Considering selling my restored Garrard 301


AG used to be my go to source until the dealers took over but I am hoping for some  thoughts. I restored a nice 1958-9 Creme Garrard 301 oil. Fitted it with an SAEC 308L  w/Ortofon Cadenza Blue. Built a plinth using 2 layers of butcher block. 

 

While I love the deck, I am considering a more modern alternative. My question is...

Would there be people interested in buying it at a price that would enable me to purchase a comparable alternative or a trade.

Maybe I'm crazy, and perhaps it's the "bug", but I am open to queries. 

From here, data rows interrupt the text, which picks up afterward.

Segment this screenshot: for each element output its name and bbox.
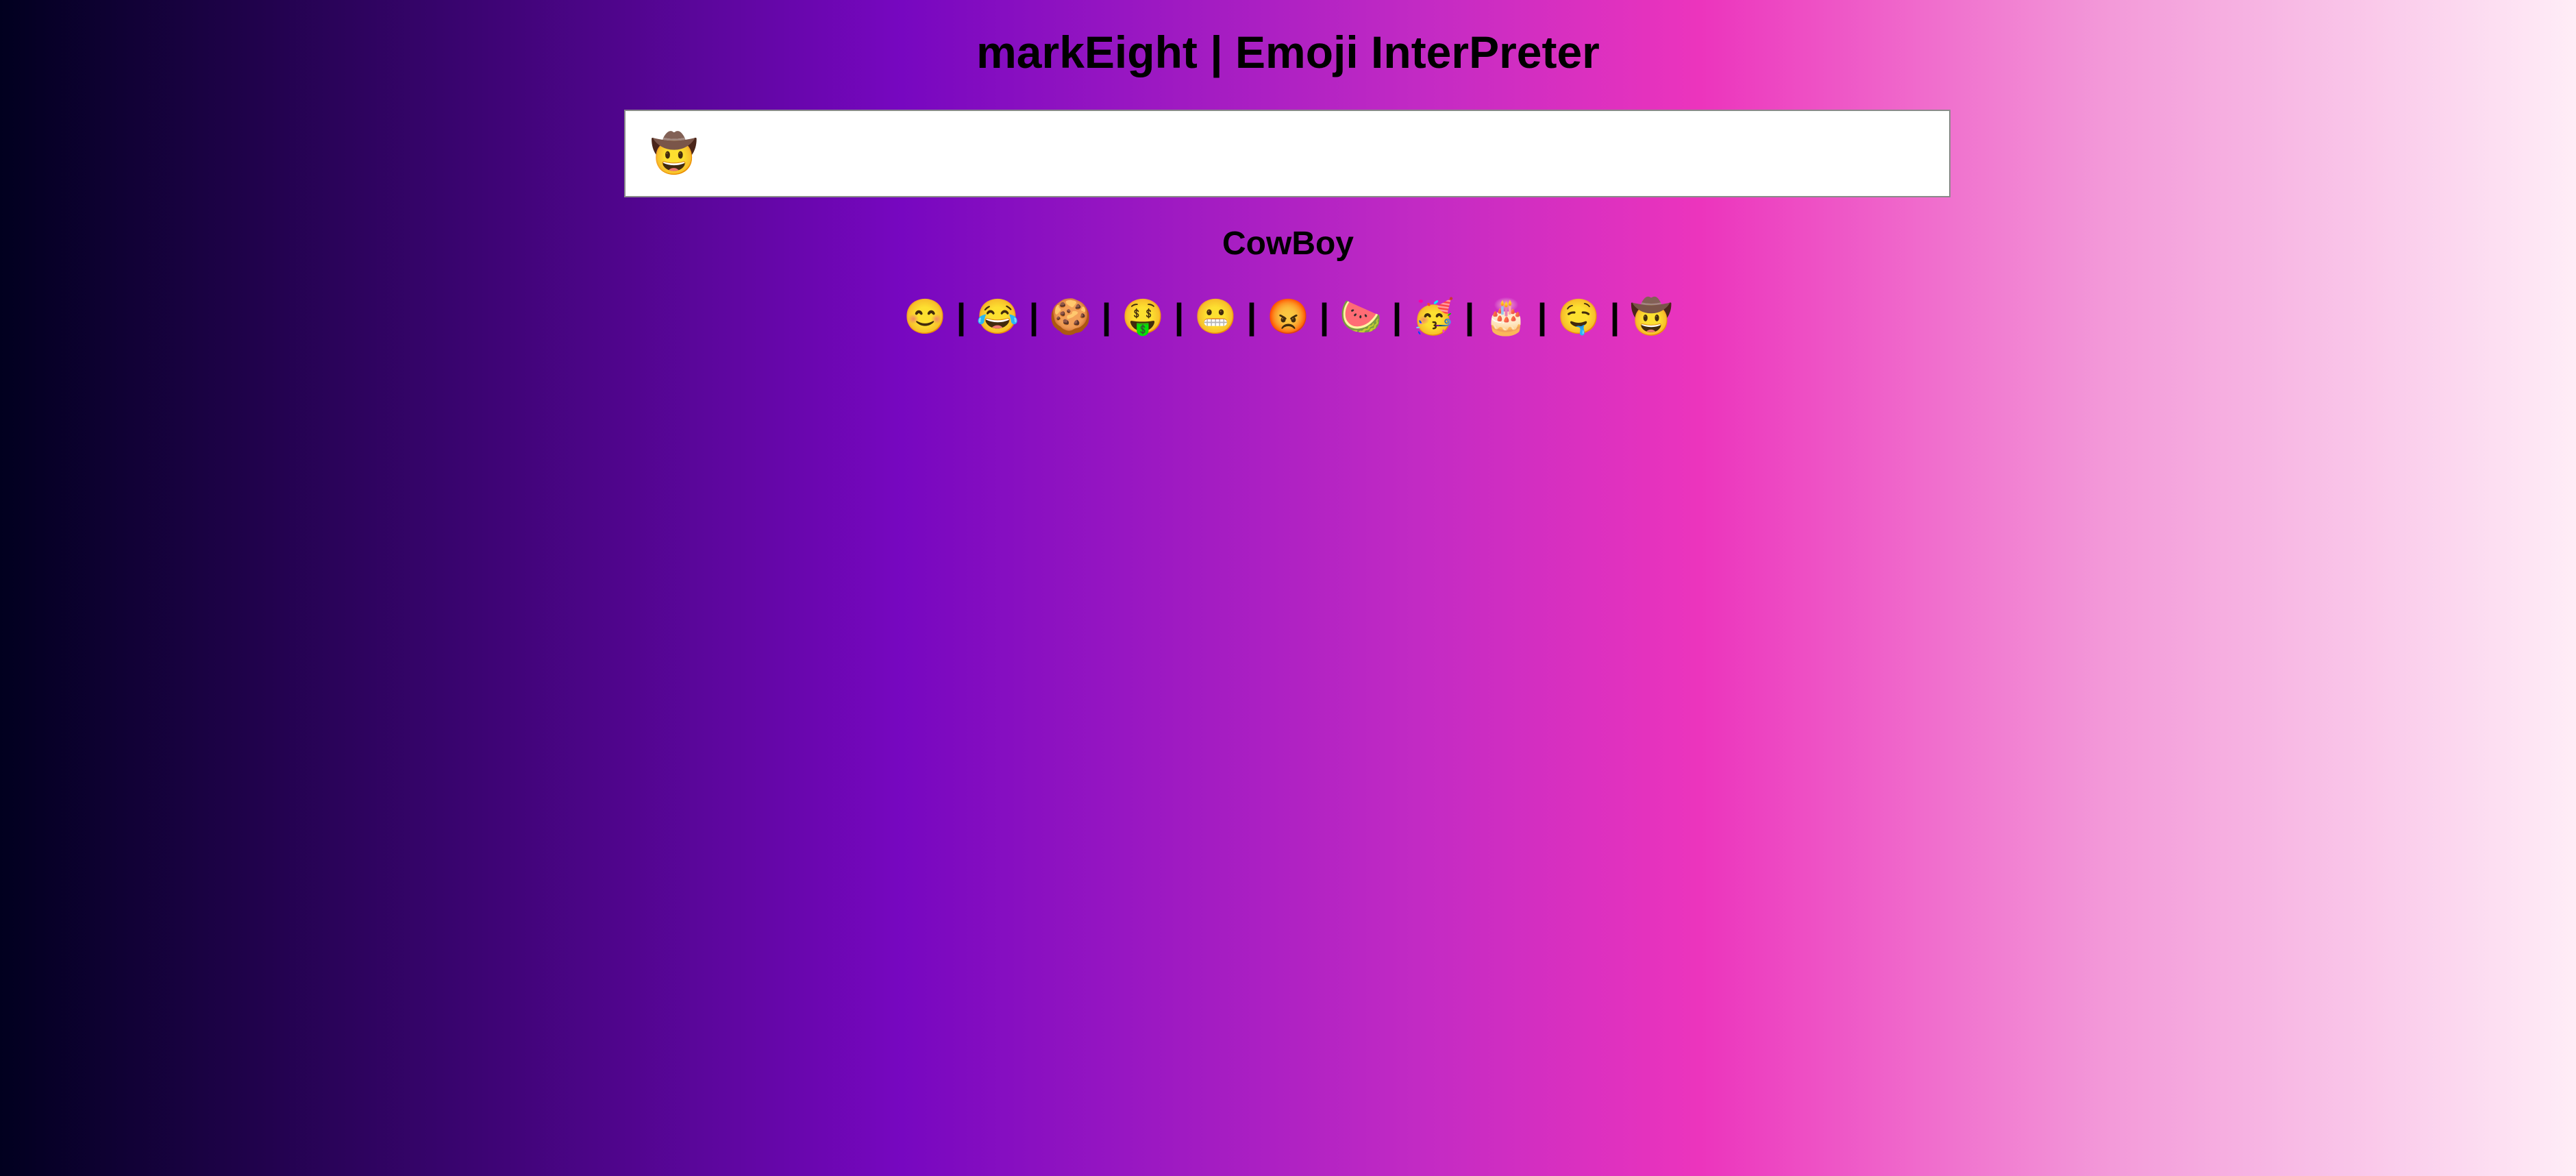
separator: |: [1537, 297, 1548, 336]
watermelon-icon[interactable]: 🍉: [1339, 289, 1382, 344]
separator: |: [1464, 297, 1475, 336]
separator: |: [1028, 297, 1039, 336]
separator: |: [1246, 297, 1257, 336]
angry-face-icon[interactable]: 😡: [1267, 289, 1309, 344]
emoji-meaning-output: CowBoy: [1222, 225, 1354, 262]
cookie-icon[interactable]: 🍪: [1049, 289, 1091, 344]
cowboy-face-icon[interactable]: 🤠: [1630, 289, 1672, 344]
money-mouth-icon[interactable]: 🤑: [1122, 289, 1164, 344]
smiling-face-icon[interactable]: 😊: [904, 289, 946, 344]
emoji-list: 😊 | 😂 | 🍪 | 🤑 | 😬 | 😡 | 🍉 | 🥳 | 🎂 | 🤤 | …: [0, 289, 2576, 344]
separator: |: [1101, 297, 1112, 336]
page-title: markEight | Emoji InterPreter: [976, 27, 1600, 77]
separator: |: [1174, 297, 1185, 336]
separator: |: [956, 297, 967, 336]
separator: |: [1609, 297, 1620, 336]
birthday-cake-icon[interactable]: 🎂: [1485, 289, 1527, 344]
drooling-face-icon[interactable]: 🤤: [1557, 289, 1600, 344]
separator: |: [1319, 297, 1330, 336]
separator: |: [1391, 297, 1402, 336]
grimacing-face-icon[interactable]: 😬: [1194, 289, 1237, 344]
tears-of-joy-icon[interactable]: 😂: [976, 289, 1019, 344]
emoji-input[interactable]: [624, 110, 1950, 197]
party-face-icon[interactable]: 🥳: [1412, 289, 1454, 344]
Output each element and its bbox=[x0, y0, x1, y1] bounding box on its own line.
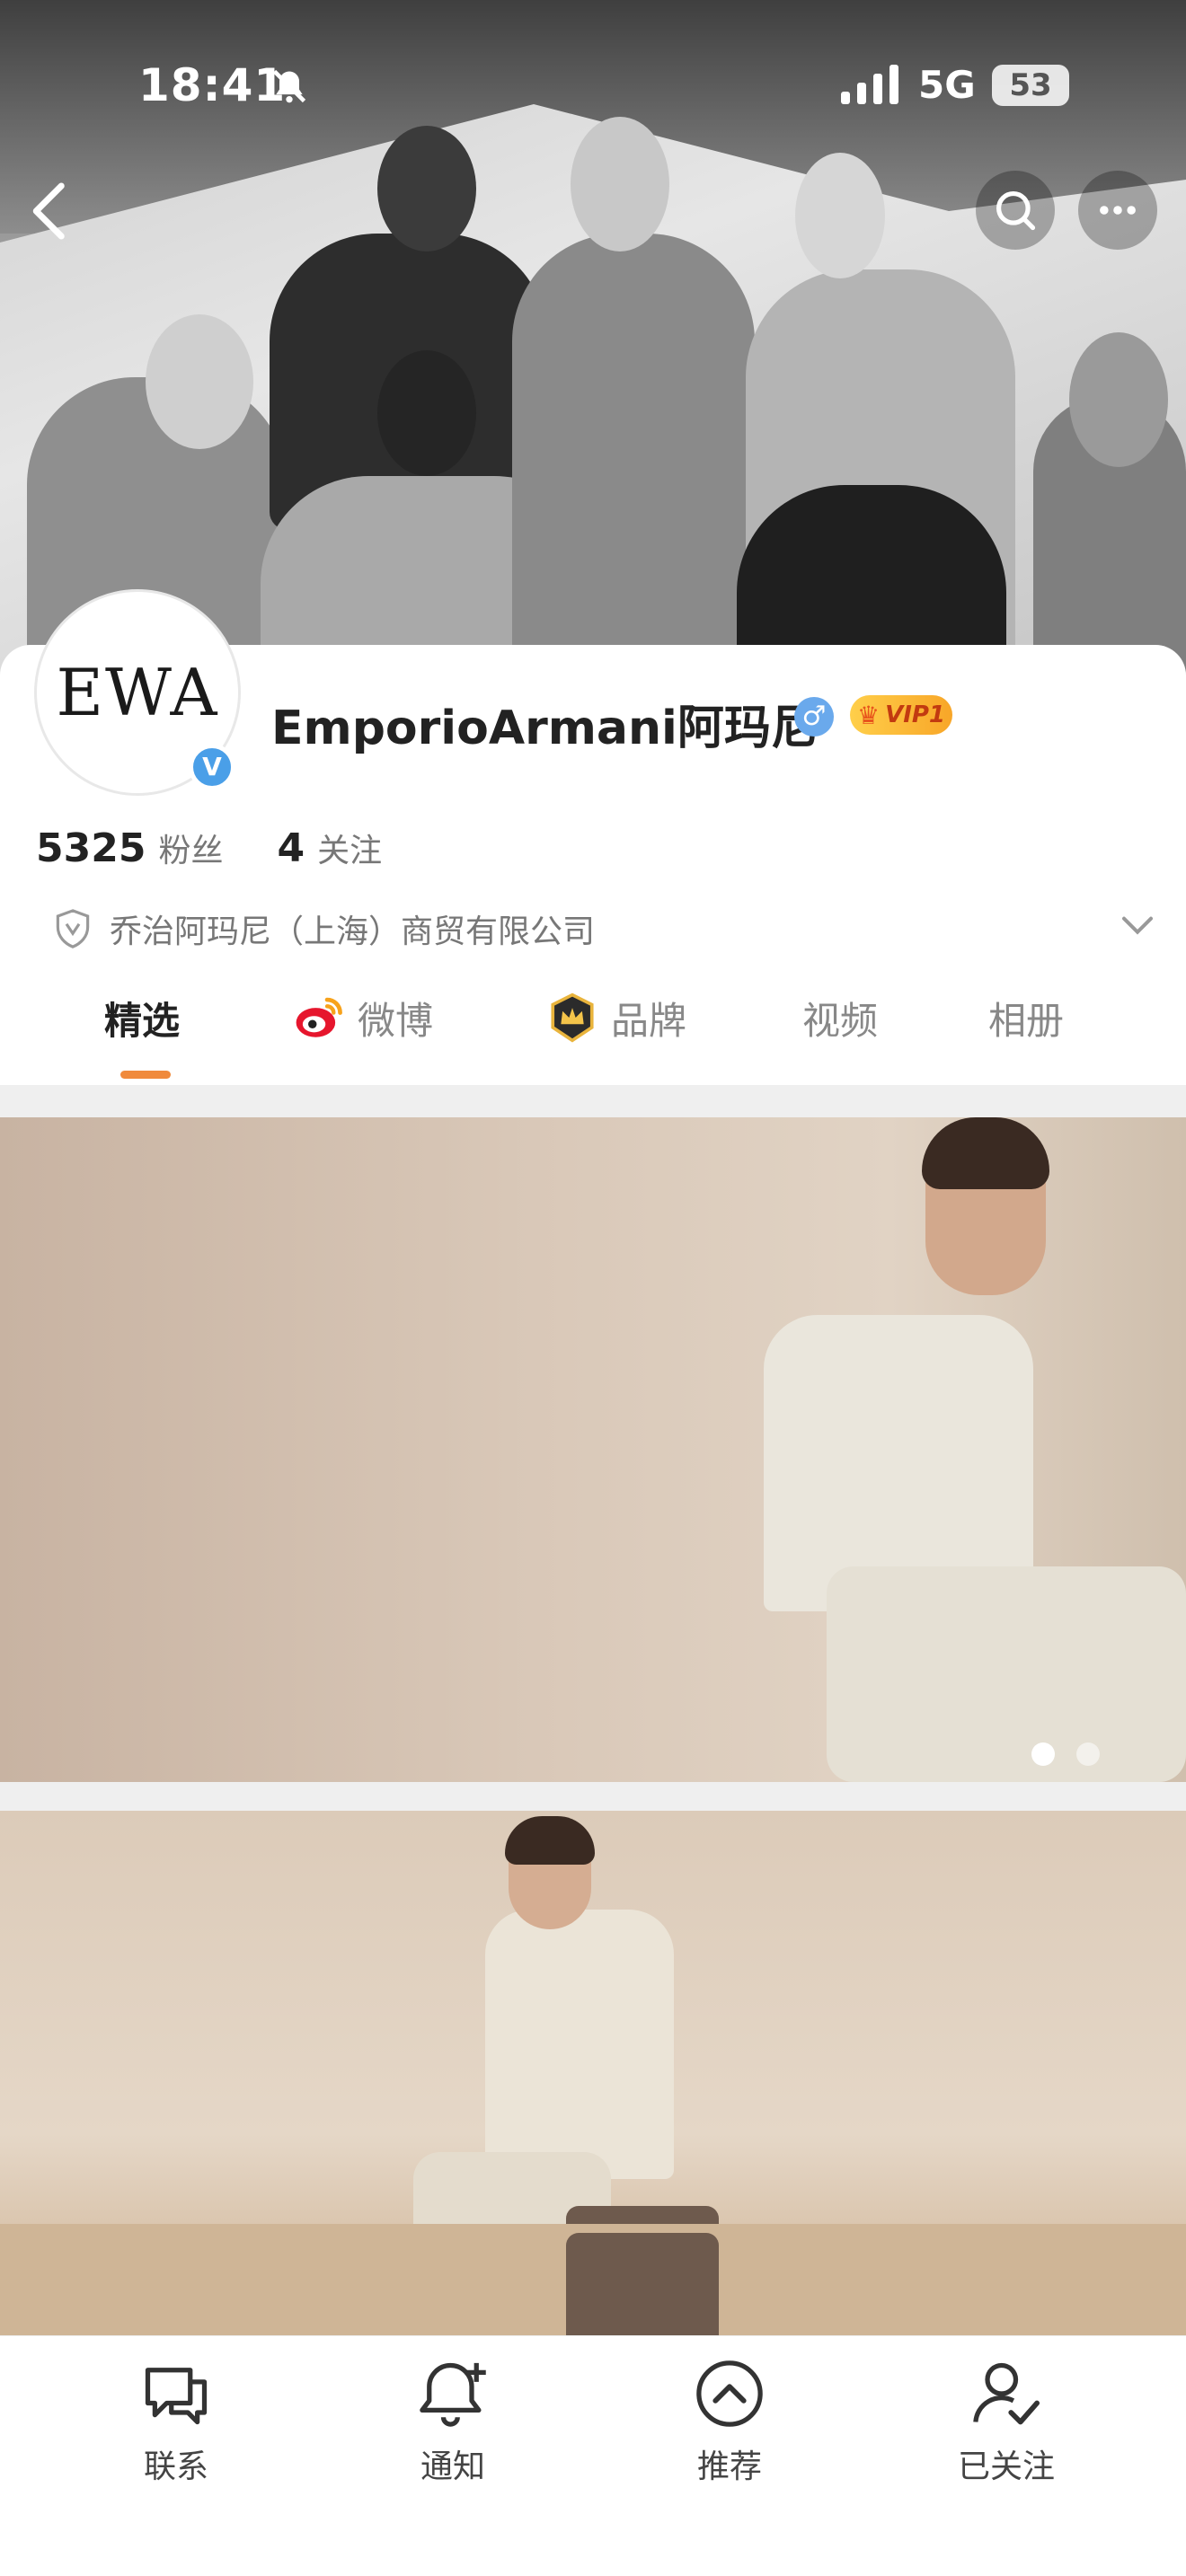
tab-weibo[interactable]: 微博 bbox=[293, 986, 433, 1049]
more-icon bbox=[1100, 206, 1136, 215]
chat-icon bbox=[145, 2368, 208, 2425]
network-type: 5G bbox=[918, 63, 976, 107]
tab-album[interactable]: 相册 bbox=[988, 986, 1064, 1049]
up-circle-icon bbox=[696, 2360, 763, 2427]
active-tab-indicator bbox=[120, 1071, 171, 1079]
status-bar: 18:41 5G 53 bbox=[0, 0, 1186, 171]
vip-label: VIP1 bbox=[885, 701, 946, 728]
tab-featured[interactable]: 精选 bbox=[104, 986, 180, 1049]
featured-photo[interactable] bbox=[0, 1117, 1186, 1782]
avatar-logo-text: EWA bbox=[56, 655, 219, 730]
profile-stats: 5325 粉丝 4 关注 bbox=[36, 825, 436, 871]
photo-model-hair bbox=[922, 1117, 1049, 1189]
battery-indicator: 53 bbox=[992, 65, 1069, 106]
vip-badge[interactable]: ♛ VIP1 bbox=[850, 695, 952, 735]
weibo-icon bbox=[296, 997, 342, 1037]
notify-button[interactable]: 通知 bbox=[363, 2356, 543, 2487]
male-icon: ♂ bbox=[794, 697, 834, 737]
photo-model-body bbox=[485, 1910, 674, 2179]
photo-bag bbox=[566, 2233, 719, 2350]
photo-model-hair bbox=[505, 1816, 595, 1865]
cover-model-head bbox=[1069, 332, 1168, 467]
carousel-dot-active[interactable] bbox=[1031, 1742, 1055, 1766]
tab-label: 微博 bbox=[358, 998, 434, 1043]
post-photo[interactable] bbox=[0, 1811, 1186, 2350]
profile-tabs: 精选 微博 品牌 视频 相册 bbox=[0, 977, 1186, 1076]
profile-name: EmporioArmani阿玛尼 bbox=[271, 701, 818, 755]
cover-model-head bbox=[377, 350, 476, 476]
profile-card: EWA V EmporioArmani阿玛尼 ♂ ♛ VIP1 5325 粉丝 … bbox=[0, 589, 1186, 1085]
search-button[interactable] bbox=[976, 171, 1055, 250]
contact-button[interactable]: 联系 bbox=[86, 2356, 266, 2487]
section-divider bbox=[0, 1782, 1186, 1811]
carousel-dot[interactable] bbox=[1076, 1742, 1100, 1766]
bell-add-icon bbox=[420, 2362, 486, 2427]
chevron-left-icon[interactable] bbox=[23, 180, 77, 243]
cover-model-head bbox=[795, 153, 885, 278]
bell-off-icon bbox=[272, 69, 306, 103]
brand-crown-icon bbox=[551, 992, 594, 1043]
tab-label: 品牌 bbox=[611, 998, 687, 1043]
section-divider bbox=[0, 1085, 1186, 1117]
search-icon bbox=[996, 190, 1036, 231]
tab-label: 精选 bbox=[104, 998, 181, 1043]
shield-icon bbox=[56, 909, 90, 948]
tab-label: 相册 bbox=[988, 998, 1065, 1043]
company-row[interactable]: 乔治阿玛尼（上海）商贸有限公司 bbox=[54, 905, 1153, 952]
recommend-button[interactable]: 推荐 bbox=[640, 2356, 819, 2487]
chevron-down-icon[interactable] bbox=[1120, 913, 1155, 940]
followers-label[interactable]: 粉丝 bbox=[158, 825, 223, 871]
following-count[interactable]: 4 bbox=[277, 825, 305, 871]
recommend-label: 推荐 bbox=[696, 2448, 762, 2485]
carousel-indicator bbox=[1031, 1742, 1100, 1766]
cover-model-head bbox=[146, 314, 253, 449]
tab-video[interactable]: 视频 bbox=[802, 986, 878, 1049]
more-button[interactable] bbox=[1078, 171, 1157, 250]
followers-count[interactable]: 5325 bbox=[36, 825, 146, 871]
user-check-icon bbox=[973, 2362, 1040, 2425]
following-label: 已关注 bbox=[957, 2448, 1055, 2485]
tab-label: 视频 bbox=[802, 998, 879, 1043]
bottom-action-bar: 联系 通知 推荐 已关注 bbox=[0, 2335, 1186, 2576]
photo-model-legs bbox=[827, 1566, 1186, 1782]
tab-brand[interactable]: 品牌 bbox=[546, 986, 686, 1049]
following-button[interactable]: 已关注 bbox=[916, 2356, 1096, 2487]
verified-badge: V bbox=[189, 744, 235, 790]
company-name: 乔治阿玛尼（上海）商贸有限公司 bbox=[110, 913, 596, 950]
cover-model bbox=[512, 234, 755, 683]
signal-icon bbox=[841, 65, 898, 104]
status-time: 18:41 bbox=[138, 59, 287, 111]
crown-icon: ♛ bbox=[856, 700, 881, 730]
contact-label: 联系 bbox=[143, 2448, 208, 2485]
notify-label: 通知 bbox=[420, 2448, 485, 2485]
following-label[interactable]: 关注 bbox=[317, 825, 382, 871]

I also own a Micro Seiko BL-51 with an Acos Lustre GST 1 arm and Denon 103r

 

Hope people engage 

128x128famoej

@famoej 

I'm simply not a woodworker and my plinth lacks the correctness required to make a 301 sing. It's big and heavy but that does not make it right. 

What is your plinth lacking that another would have?  I keep hearing that some plinths are wrong and others are right, but never what differentiates a mediocre one from a great one.

 

 

looks nice but transmits energy- I have been told the layers of ply will yield better results. Had the cadence retipped by SS. Love the outcome.

 

I suspect I will keep it as I hate shipping tables and push for a professionally built plinth. I will look into an upgraded bearing as I understand the benefits.

For your Plinth, if it allows, there is a not too expensive treatment that can be an concealed addition, where there is 2" Diameter Holes x 1" Drilled into the underside and fill the holes progressively in depth with Newplast Modellers Putty. Newplast has exceptional damping properties and should work very well in conjunction with the energy dissipation offered by the Butchers Block, 1/4" - 1" in depth should be more than enough to discover the attenuation that most suits ones tastes.

The Spacing between the Holes will be approx’ 1". This as a method is commonly seen on a Idler Drive Plinths both Professional Designs and DIY , but usually other materials are used to fill the holes, i.e, Lead Shot, Oil Soaked Lead Shot, Sand, Oil Sand, Rice.

The above is Old Skool and has been Superseded.

To get with the modern approach the use of a Resin Impregnated Densified Wood as the methodology is the one getting the most success and demanding the super high Plinth Prices from Professional Producers.

The other point of interest is that it is not Idler Drive TT’s alone benefitting from the use of Densified Wood as a Plinth Material, there are now well known Branded TT’s with it utilised as an important material for the Damping Dissipation values it offers.

The good news is that Densified Woods such as Permali and Panzerholz are not expensive to Source. If a design for a Top Plate for the Plinth can be foreseen, it should be possible to have a P’mali - P’holz Board as the Plinth and using the Butchers Block as a Sub-Plinth. Of the new Plinth dimension is oversized to the Butchers Block, Side Panels could be attached and the whole of the Structure is then Veneered.

This as a idea, can be found with a search on Google, there are a selection of very similar projects undertaken to be found.

Also important not to overlook the idea of a Speed Controller they are Transformative for a ID, and once experienced, I don’t know of any who wished to revert to no SC in use.

The link has a sensible discussion on approaches to a ID Plinth Design.

 

 

@famoej  Jim Campbell does good work. He built 2 plinths for me. Ask him about his slate or Panzerholz plinth.